In decision tree complexity of a boolean function, a very well know lower bound method is to find a (approximate) polynomial that represents the function. Paturi gave a characterization for symmetric boolean (partial and total) functions in terms of a quantity denoted $\Gamma$:
Theorem (Paturi): Let $f$ be any non-constant symmetric function, and denote $f_k=f(x)$ when $|x|=k$ (i.e. the hamming weight of $x$ is $k$). The approximate degree of $f$, denoted $\widetilde{deg}(f)$, is $\Theta(\sqrt{n(n-\Gamma(f))})$, where $\Gamma(f)=\min\{|2k-n+1|:f_k\neq f_{k+1}\text{ and } 0\leq k\leq n-1\}$
Now let $Thr_t(x)$ be the threshold function, i.e. $Thr_t(x)=1$ if $x\geq t$. In this paper (cf. section 8, page 15) says that $\widetilde{deg}(f)=\sqrt{(t+1)(N-t+1)}$.
Observe that for the threshold function we have $\Gamma(Thr_t)=|2(t-1)-n+1|$, because when $|x|=t-1$ the function changes from 0 to 1. Am I right?

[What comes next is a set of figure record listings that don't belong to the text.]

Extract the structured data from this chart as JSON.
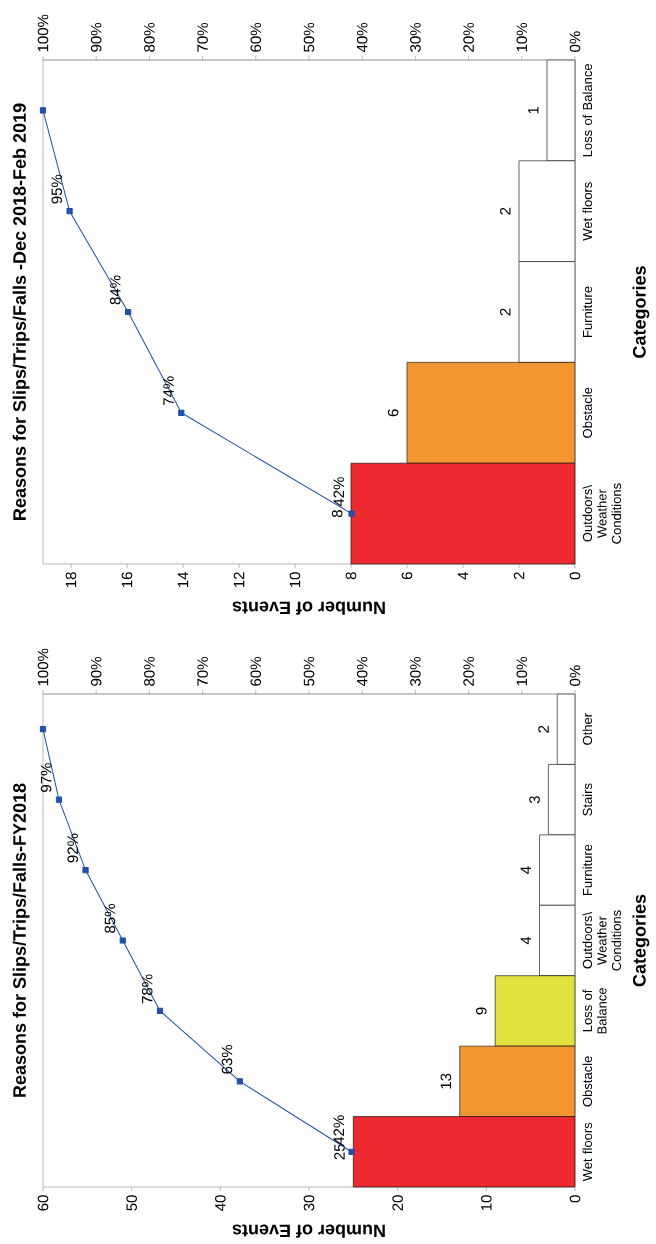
{
  "chart_data": [
    {
      "type": "bar",
      "orientation": "horizontal",
      "title": "Reasons for Slips/Trips/Falls -Dec 2018-Feb 2019",
      "xlabel": "Number of Events",
      "ylabel": "Categories",
      "categories": [
        "Loss of Balance",
        "Wet floors",
        "Furniture",
        "Obstacle",
        "Outdoors\\ Weather Conditions"
      ],
      "series": [
        {
          "colors": [
            "#ffffff",
            "#ffffff",
            "#ffffff",
            "#f3962f",
            "#ec2a2f"
          ],
          "values": [
            1,
            2,
            2,
            6,
            8
          ],
          "value_labels": [
            "1",
            "2",
            "2",
            "6",
            "8"
          ]
        },
        {
          "type": "line",
          "axis": "x2",
          "color": "#2150a6",
          "marker": "square",
          "values": [
            100,
            95,
            84,
            74,
            42
          ],
          "value_labels": [
            null,
            "95%",
            "84%",
            "74%",
            "42%"
          ]
        }
      ],
      "xlim": [
        19,
        0
      ],
      "xticks": [
        0,
        2,
        4,
        6,
        8,
        10,
        12,
        14,
        16,
        18
      ],
      "x2lim": [
        100,
        0
      ],
      "x2ticks": [
        {
          "value": 0,
          "label": "0%"
        },
        {
          "value": 10,
          "label": "10%"
        },
        {
          "value": 20,
          "label": "20%"
        },
        {
          "value": 30,
          "label": "30%"
        },
        {
          "value": 40,
          "label": "40%"
        },
        {
          "value": 50,
          "label": "50%"
        },
        {
          "value": 60,
          "label": "60%"
        },
        {
          "value": 70,
          "label": "70%"
        },
        {
          "value": 80,
          "label": "80%"
        },
        {
          "value": 90,
          "label": "90%"
        },
        {
          "value": 100,
          "label": "100%"
        }
      ]
    },
    {
      "type": "bar",
      "orientation": "horizontal",
      "title": "Reasons for Slips/Trips/Falls-FY2018",
      "xlabel": "Number of Events",
      "ylabel": "Categories",
      "categories": [
        "Other",
        "Stairs",
        "Furniture",
        "Outdoors\\ Weather Conditions",
        "Loss of Balance",
        "Obstacle",
        "Wet floors"
      ],
      "series": [
        {
          "colors": [
            "#ffffff",
            "#ffffff",
            "#ffffff",
            "#ffffff",
            "#e2e23e",
            "#f3962f",
            "#ec2a2f"
          ],
          "values": [
            2,
            3,
            4,
            4,
            9,
            13,
            25
          ],
          "value_labels": [
            "2",
            "3",
            "4",
            "4",
            "9",
            "13",
            "25"
          ]
        },
        {
          "type": "line",
          "axis": "x2",
          "color": "#2150a6",
          "marker": "square",
          "values": [
            100,
            97,
            92,
            85,
            78,
            63,
            42
          ],
          "value_labels": [
            null,
            "97%",
            "92%",
            "85%",
            "78%",
            "63%",
            "42%"
          ]
        }
      ],
      "xlim": [
        60,
        0
      ],
      "xticks": [
        0,
        10,
        20,
        30,
        40,
        50,
        60
      ],
      "x2lim": [
        100,
        0
      ],
      "x2ticks": [
        {
          "value": 0,
          "label": "0%"
        },
        {
          "value": 10,
          "label": "10%"
        },
        {
          "value": 20,
          "label": "20%"
        },
        {
          "value": 30,
          "label": "30%"
        },
        {
          "value": 40,
          "label": "40%"
        },
        {
          "value": 50,
          "label": "50%"
        },
        {
          "value": 60,
          "label": "60%"
        },
        {
          "value": 70,
          "label": "70%"
        },
        {
          "value": 80,
          "label": "80%"
        },
        {
          "value": 90,
          "label": "90%"
        },
        {
          "value": 100,
          "label": "100%"
        }
      ]
    }
  ]
}
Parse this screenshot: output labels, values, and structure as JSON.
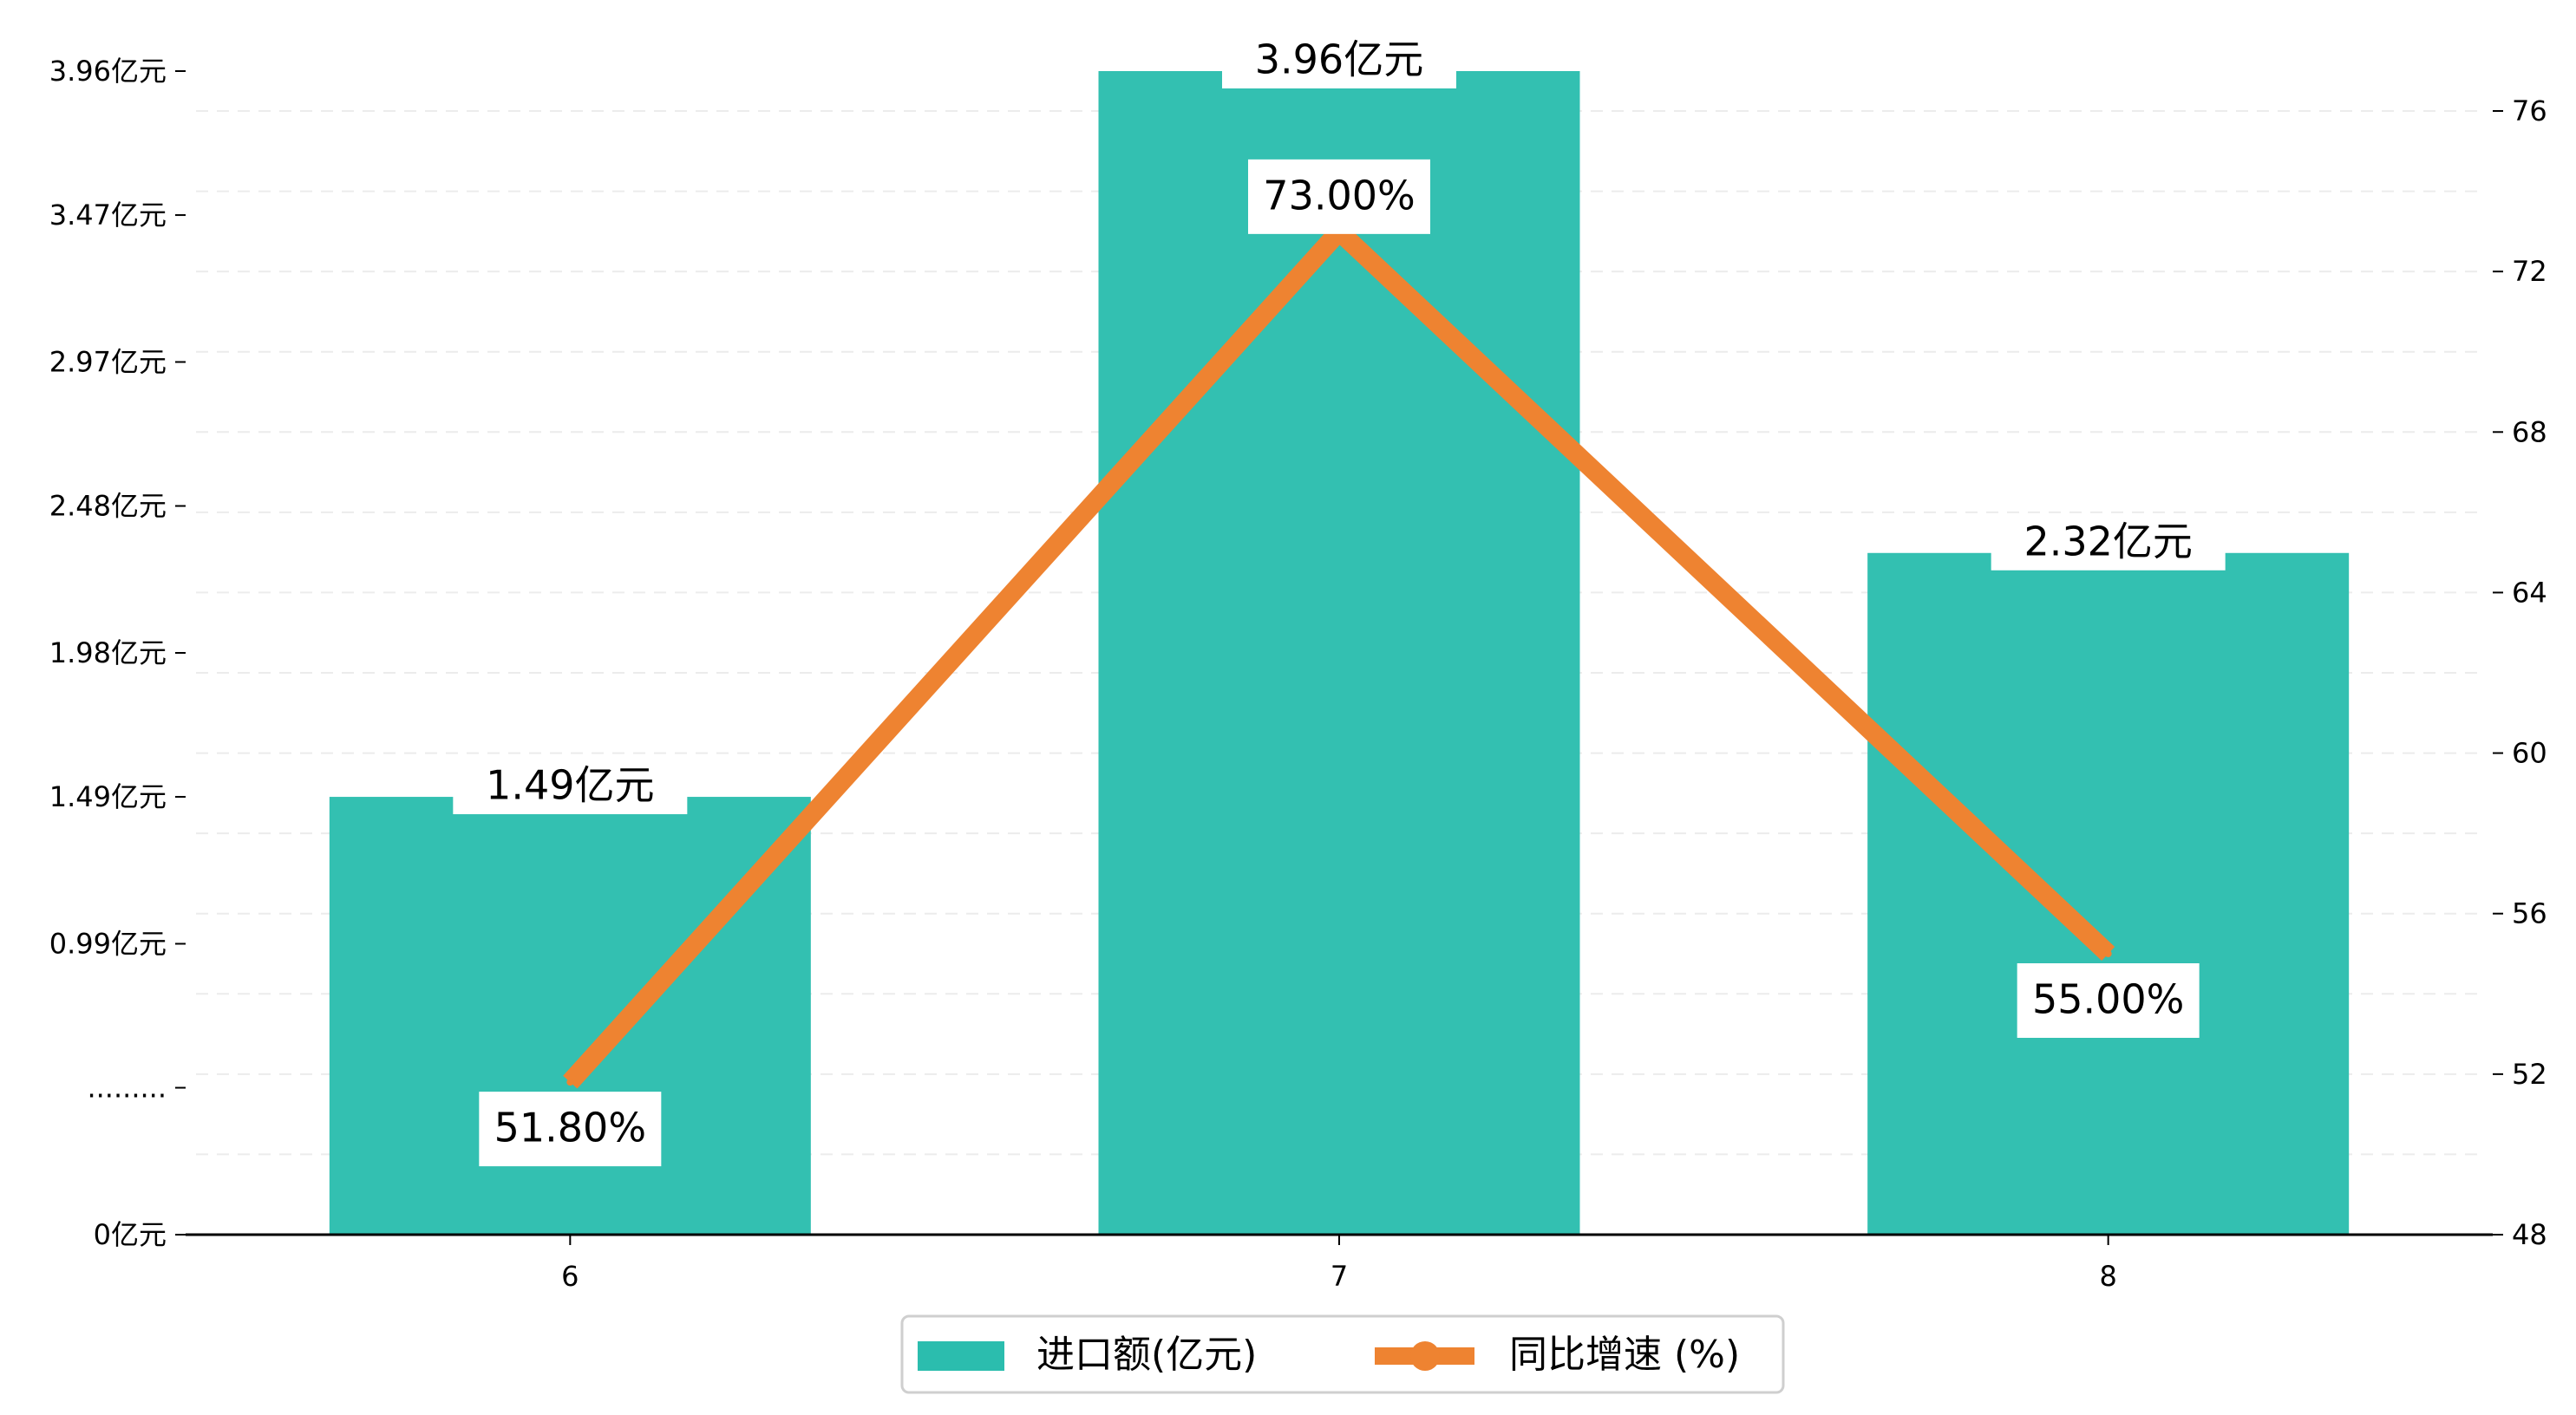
{
  "chart_data": {
    "type": "bar",
    "categories": [
      "6",
      "7",
      "8"
    ],
    "series": [
      {
        "name": "进口额(亿元)",
        "type": "bar",
        "axis": "left",
        "color": "#2bbdae",
        "values": [
          1.49,
          3.96,
          2.32
        ],
        "data_labels": [
          "1.49亿元",
          "3.96亿元",
          "2.32亿元"
        ]
      },
      {
        "name": "同比增速 (%)",
        "type": "line",
        "axis": "right",
        "color": "#ee8331",
        "values": [
          51.8,
          73.0,
          55.0
        ],
        "data_labels": [
          "51.80%",
          "73.00%",
          "55.00%"
        ]
      }
    ],
    "y_left": {
      "ticks": [
        0,
        0.5,
        0.99,
        1.49,
        1.98,
        2.48,
        2.97,
        3.47,
        3.96
      ],
      "tick_labels": [
        "0亿元",
        ".........",
        "0.99亿元",
        "1.49亿元",
        "1.98亿元",
        "2.48亿元",
        "2.97亿元",
        "3.47亿元",
        "3.96亿元"
      ],
      "range": [
        0,
        3.96
      ]
    },
    "y_right": {
      "ticks": [
        48,
        52,
        56,
        60,
        64,
        68,
        72,
        76
      ],
      "tick_labels": [
        "48",
        "52",
        "56",
        "60",
        "64",
        "68",
        "72",
        "76"
      ],
      "range": [
        48,
        76.96
      ]
    },
    "grid": "horizontal-dashed",
    "legend_position": "bottom-center"
  }
}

If I apply directly Paturi's theorem to this value of $\Gamma$, I don't get the lower bound on the threshold function reported in other papers. Is the value of $\Gamma(Thr_t)$ above correct? What am I missing?
Edit: I also tried computing the quantum adversary lower bound for threshold. First, let's review the theorem.
Theorem (Unweighted Quantum Adversary): Let $f$ be a partial boolean function, and let $A\subseteq f^{-1}(0)$ and $B\subseteq f^{-1}(1)$ be subset of (hard) inputs. Let $R\subseteq A\times B$ be a relation, and set $R_i=\{(x,y)\in R : x_i\neq y_i\}$ for each $1\leq i \leq n$. Let $m,m'$ denote the minimal number of 1s in any row and any column in relation $R$ respectively, and let $\ell,\ell'$ denote the maximal number of ones in any row and column in any of the relations $R_i$ respectively. Then $Q_2(f)=\Omega(\sqrt{\frac{m m'}{\ell \ell'}})$.
If I define $B$ as the set of all inputs with the number of 1s greater than or equal to $t$, and $A$ all the inputs with 1s strictly less than $t$, I get (after some algebra) that $\frac{mm'}{\ell\ell'}=n^2 \ln(\frac{n}{t}) \ln(\frac{n}{n-t})$.
So still I'm not getting the same lower bounds reported in other papers. Now, let's compare these bounds. The figure below shows for $n=200$ and without the square roots, a comparison between Paturi's theorem bound (blue), adversary bound (red), and the reported bound from other papers (green).
My questions are:
1- How do I get the bound reported in other papers?
2- You can see from the figure, that the reported lower bound (green) also lower bounds Paturi's bound and the adversary bound. Isn't that weakening the "real" lower bound? For example, if Paturi says that for all symmetric functions we have this bound, then how can you get a matching upper bound for quantum counting ($\sqrt{(t+1)(n-t+1)}$)? Isn't that upper bound violating Paturi's theorem?